Si l’on part dans l’autre sens et que l’on découvre l’œuvre de Laurie-Anne Estaque avec une pièce comme Europeana ou Francis & Togo on aperçoit d’innombrables signes, avec leur air de déjà vu (même si on les reproduit à l’envers) qui prennent place dans un paperboard d’entreprise, un planisphère détrempé, un grand dessin, une fresque pédagogique aquarellée — tout ça à la fois. Les sponsors ont dévoré entièrement l’affiche. On déchiffrera par exemple, l’affaire Bettencourt, dans la pièce de 2011, Les Français sont vicelards, avec son île au trésor gouachée, au centre, entourée de signes, d’êtres, d’événements, de dates, et de marques clignotantes. On mettra à nu froidement les liens entre tous ces êtres-marques — nuls, si enfin découverts. Et l’on refera l’histoire en tendant des fils, en allumant successivement ces logos qui concentrent des vies. Ces tableaux sont au bord de parler. Chaque objet posé à plat sur cette carte fonctionne comme un mémo, un dossier, une boîte contenant à chaque fois une partie du discours, il suffit d’enchaîner pour raconter les l’(les) H(h)istoire(s). On passera de détails à détails, on en profitera comme avec les esquisses d’un tableau en construction permanente. On les reverra plus tard, séparés, à l’occasion d’un nouveau projet de l’artiste — comme autant d’esquisses de mains, de pieds et de têtes : travaux préparatifs à une sorte de fresque politique.

On pourra aussi changer une nouvelle fois de point de vue, et, après avoir déchiffré les noms, les marques, les protagonistes de cette comédie humaine embrouillée, on apercevra de grands aplats de couleur. Ça fera un bien fou de revoir les continents monochromes après avoir découvert le pot au rose dans un flacon de shampoing. On admirera de grands planisphères, comme dans les deux séries Cartogrammes et Anamorphoses — très beau, si recouverts. Sauf, qu’à appliquer cette méthode, les idées noires réapparaissent. La série Erase the lanscape est littéralement impressionnante. Des cartes postales inversent le paysage. On dirait des faire-part de deuil — il nous annoncent l’extinction du paysage et la survivance de quelque vieille pierre : un village en deuil de lui-même, une tour détourée au milieu du noir définitif. Un paysage romantique radical ou l’illustration d’une mauvaise nouvelle — comme 30 % d’oiseaux ont disparu en quinze ans. C’est de nouveau le moment de se détacher et d’aller voir ailleurs.

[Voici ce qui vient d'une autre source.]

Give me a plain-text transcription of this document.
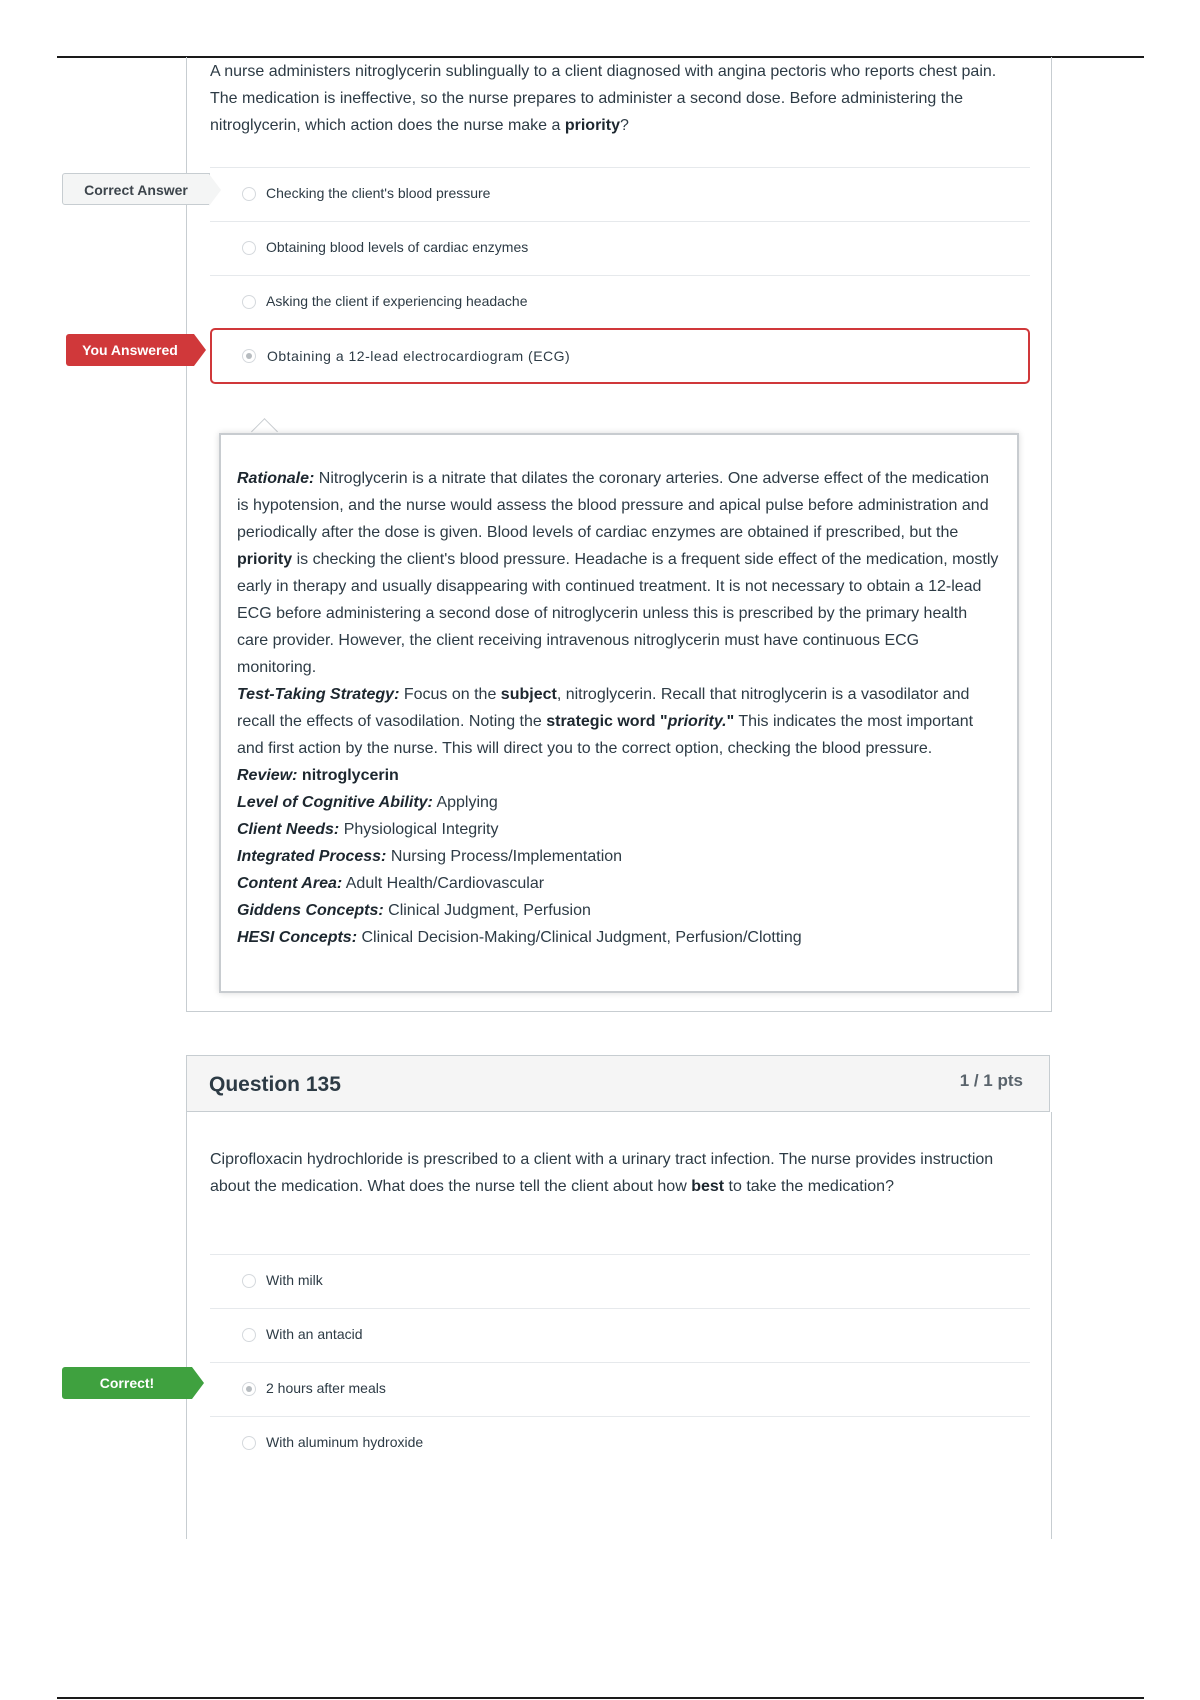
A nurse administers nitroglycerin sublingually to a client diagnosed with angina pectoris who reports chest pain. The medication is ineffective, so the nurse prepares to administer a second dose. Before administering the nitroglycerin, which action does the nurse make a priority?

Checking the client's blood pressure
Obtaining blood levels of cardiac enzymes
Asking the client if experiencing headache
Obtaining a 12-lead electrocardiogram (ECG)
Correct Answer
You Answered

Rationale: Nitroglycerin is a nitrate that dilates the coronary arteries. One adverse effect of the medication is hypotension, and the nurse would assess the blood pressure and apical pulse before administration and periodically after the dose is given. Blood levels of cardiac enzymes are obtained if prescribed, but the priority is checking the client's blood pressure. Headache is a frequent side effect of the medication, mostly early in therapy and usually disappearing with continued treatment. It is not necessary to obtain a 12-lead ECG before administering a second dose of nitroglycerin unless this is prescribed by the primary health care provider. However, the client receiving intravenous nitroglycerin must have continuous ECG monitoring.

Test-Taking Strategy: Focus on the subject, nitroglycerin. Recall that nitroglycerin is a vasodilator and recall the effects of vasodilation. Noting the strategic word "priority." This indicates the most important and first action by the nurse. This will direct you to the correct option, checking the blood pressure.

Review: nitroglycerin

Level of Cognitive Ability: Applying

Client Needs: Physiological Integrity

Integrated Process: Nursing Process/Implementation

Content Area: Adult Health/Cardiovascular

Giddens Concepts: Clinical Judgment, Perfusion

HESI Concepts: Clinical Decision-Making/Clinical Judgment, Perfusion/Clotting

Question 135	1 / 1 pts

Ciprofloxacin hydrochloride is prescribed to a client with a urinary tract infection. The nurse provides instruction about the medication. What does the nurse tell the client about how best to take the medication?

With milk
With an antacid
2 hours after meals
With aluminum hydroxide
Correct!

Ces différents chemins, c’est un peu le journal de l’artiste, un voyage permanent dans un gigantesque mall rempli de signes clignotants. Un monde réduit à ce qu’il annonce en grand. De croquis en croquis, on finira par diriger la lorgnette sur Lune, et sur sa face cachée — très belle, si découverte. On y retrouvera nos logos tachetés en version camouflage — pas si différents de nos globes oculaires remplis de phosphènes, nos petites enseignes lumineuses intérieures privées. C’est encore une histoire de marques. On découvrira la chose par étapes chromatiques dans le livre The South Side of the Moon. Un astronaute en a décrit la vue : L’autre face ressemble à un tas de sable avec lequel mes enfants ont joué autrefois. Tout est comme détruit, il n’y a pas de mots pour la décrire, juste beaucoup de bosses et de trous.